Dhaka, Thursday, 21 January 2021

4th industrial revolution taking place in Bangladesh

4th industrial revolution taking place in Bangladesh

Staff Correspondent: Speakers at a conference said that the fourth industrial revolution is changing the whole supply chain management system and the country needs to up its logistics game to catch up with the changes. They were speaking at a conference titled “Logistics in Bangladesh: Challenges and Future Readiness”, which was organized by the Bangladesh Investment Development Authority (BIDA) in association with the Bangladesh Supply Chain Management Institute (BSCMS) at a Dhaka hotel last week.

At different sessions in the conference, panelists discussed the impact of the logistics infrastructure in export competitiveness, current export-import handling capacity of the ports, bottlenecks in air-cargo handling, and overall, how Bangladesh can improve in the Logistics Performance Index (LPI).

Speaking on the occasion, Salman F Rahman, a guest of honor, said Bangladesh has witnessed an “unthinkable” level of growth in the past few years. “But we have to think big, just as Prime Minister Sheikh Hasina has said. We need to achieve double-digit growth for consecutive years to become a developed country by 2041,” he added.

Rahman, private industry and investment adviser of the Prime Minister, said the country needs to up its game in the logistics sector to meet the target. “We have already made big strides in infrastructural growth. But its benefits can’t be enjoyed unless we start properly utilizing our logistics and supply chain network,” he added.

Rahman also said that the fourth industrial revolution is taking place and people now resort to artificial intelligence and the internet of things to control the supply chain network. “We need to adopt and model our own network in line with those latest technologies,” he observed.

Citing Bangladesh’s adaptation in the energy sector in terms of the supply chain, Rahman said since natural gas reserves are depleting, the government has quickly brought LNG to keep the energy supply chain intact. “One of the main drivers of Bangladesh’s growth is the energy sector. We have already ensured its continuity with this step,” he added.

More than 120 logistics experts from both public and privet sectors attended the conference to discuss the existing challenges and future opportunities.

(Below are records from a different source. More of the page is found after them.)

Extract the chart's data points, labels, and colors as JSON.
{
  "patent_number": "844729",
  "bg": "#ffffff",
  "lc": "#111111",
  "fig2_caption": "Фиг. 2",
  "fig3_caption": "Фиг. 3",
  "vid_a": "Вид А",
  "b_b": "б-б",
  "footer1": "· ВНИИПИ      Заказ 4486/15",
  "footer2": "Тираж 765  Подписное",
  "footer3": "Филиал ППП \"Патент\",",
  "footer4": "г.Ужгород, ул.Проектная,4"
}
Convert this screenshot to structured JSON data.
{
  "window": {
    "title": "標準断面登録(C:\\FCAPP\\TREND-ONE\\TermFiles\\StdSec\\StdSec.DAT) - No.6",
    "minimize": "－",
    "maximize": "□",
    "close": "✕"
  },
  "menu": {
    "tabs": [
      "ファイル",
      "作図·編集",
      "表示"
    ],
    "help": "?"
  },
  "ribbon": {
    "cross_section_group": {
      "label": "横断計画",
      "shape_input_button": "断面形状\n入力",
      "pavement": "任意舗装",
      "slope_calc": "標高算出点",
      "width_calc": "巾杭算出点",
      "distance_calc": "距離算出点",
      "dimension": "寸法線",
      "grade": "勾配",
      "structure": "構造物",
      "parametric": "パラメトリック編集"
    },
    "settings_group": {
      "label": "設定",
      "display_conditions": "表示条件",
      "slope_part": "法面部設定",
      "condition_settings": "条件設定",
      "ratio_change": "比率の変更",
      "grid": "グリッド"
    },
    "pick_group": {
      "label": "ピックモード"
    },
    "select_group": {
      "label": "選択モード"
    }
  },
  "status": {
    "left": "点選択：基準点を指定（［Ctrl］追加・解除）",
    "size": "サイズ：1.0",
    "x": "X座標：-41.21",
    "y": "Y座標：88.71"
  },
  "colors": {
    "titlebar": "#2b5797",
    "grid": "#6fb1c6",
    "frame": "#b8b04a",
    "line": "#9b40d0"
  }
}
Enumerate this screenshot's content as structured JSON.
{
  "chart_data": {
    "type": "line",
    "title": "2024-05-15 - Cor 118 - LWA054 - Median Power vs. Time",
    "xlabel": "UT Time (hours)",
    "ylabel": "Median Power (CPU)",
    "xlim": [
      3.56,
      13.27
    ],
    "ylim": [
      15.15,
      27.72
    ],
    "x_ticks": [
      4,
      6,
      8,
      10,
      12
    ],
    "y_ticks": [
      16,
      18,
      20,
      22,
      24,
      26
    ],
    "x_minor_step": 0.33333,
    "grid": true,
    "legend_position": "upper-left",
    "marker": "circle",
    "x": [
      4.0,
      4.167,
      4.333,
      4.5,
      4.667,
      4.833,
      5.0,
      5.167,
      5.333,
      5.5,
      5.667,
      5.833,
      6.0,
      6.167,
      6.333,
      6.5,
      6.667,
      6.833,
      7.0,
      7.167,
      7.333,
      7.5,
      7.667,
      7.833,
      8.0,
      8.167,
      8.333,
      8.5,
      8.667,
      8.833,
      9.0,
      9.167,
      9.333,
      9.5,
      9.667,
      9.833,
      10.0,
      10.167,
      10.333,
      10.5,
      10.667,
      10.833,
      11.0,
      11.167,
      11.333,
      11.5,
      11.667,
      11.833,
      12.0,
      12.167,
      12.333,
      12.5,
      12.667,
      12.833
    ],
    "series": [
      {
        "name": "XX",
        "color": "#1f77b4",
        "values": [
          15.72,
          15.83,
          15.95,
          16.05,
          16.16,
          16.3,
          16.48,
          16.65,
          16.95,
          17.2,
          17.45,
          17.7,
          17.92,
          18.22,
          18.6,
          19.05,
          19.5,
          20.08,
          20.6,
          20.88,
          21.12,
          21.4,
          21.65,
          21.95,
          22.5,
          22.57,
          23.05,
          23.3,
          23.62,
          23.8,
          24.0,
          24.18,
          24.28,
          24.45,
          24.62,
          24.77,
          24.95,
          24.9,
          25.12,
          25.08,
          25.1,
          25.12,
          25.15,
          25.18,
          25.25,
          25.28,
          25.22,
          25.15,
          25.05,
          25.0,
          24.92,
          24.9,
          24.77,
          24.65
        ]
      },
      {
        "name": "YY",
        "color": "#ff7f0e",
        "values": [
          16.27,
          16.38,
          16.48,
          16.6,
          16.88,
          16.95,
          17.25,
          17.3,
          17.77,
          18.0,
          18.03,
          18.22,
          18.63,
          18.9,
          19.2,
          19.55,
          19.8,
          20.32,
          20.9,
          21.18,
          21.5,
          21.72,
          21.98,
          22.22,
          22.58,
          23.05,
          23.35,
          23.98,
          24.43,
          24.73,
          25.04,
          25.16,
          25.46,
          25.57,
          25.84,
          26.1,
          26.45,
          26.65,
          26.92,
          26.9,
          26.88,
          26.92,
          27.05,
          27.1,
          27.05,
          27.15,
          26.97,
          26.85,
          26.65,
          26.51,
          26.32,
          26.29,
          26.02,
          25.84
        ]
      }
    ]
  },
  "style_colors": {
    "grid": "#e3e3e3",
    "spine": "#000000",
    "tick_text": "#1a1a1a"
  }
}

Md Abul Kalam Azad, principal coordinator of the SDG affairs at the Prime Minister’s Office, said the government is open to hearing from all sides and it is trying to weed out the issues hindering the economic development process. “We know that the government has decided to build 100 economic zones and 30 high-tech parks. All of these are progressive steps. You will find that different projects are quickly being implemented in different districts,” he added.

BIDA chairman Kazi M. Aminul Islam, in his inaugural speech, expressed optimism that the conference would be able to address the ever-increasing challenges of logistics management due to the steady growth. He said the conference would give directions as to how these challenges could be met in order to leverage the growth potential in the short, medium and long terms.

Naquib Khan, president of Bangladesh Supply Chain Management Society, said: “Currently, many projects are in the operational phase in our country. We’ve taken many projects for development which are still running. But their implementation should speed up.”

“The economy is moving fast with a total annual business of USD 90 billion. If we want to double it, it won’t take much time, but we must take proper initiatives for that,” he added.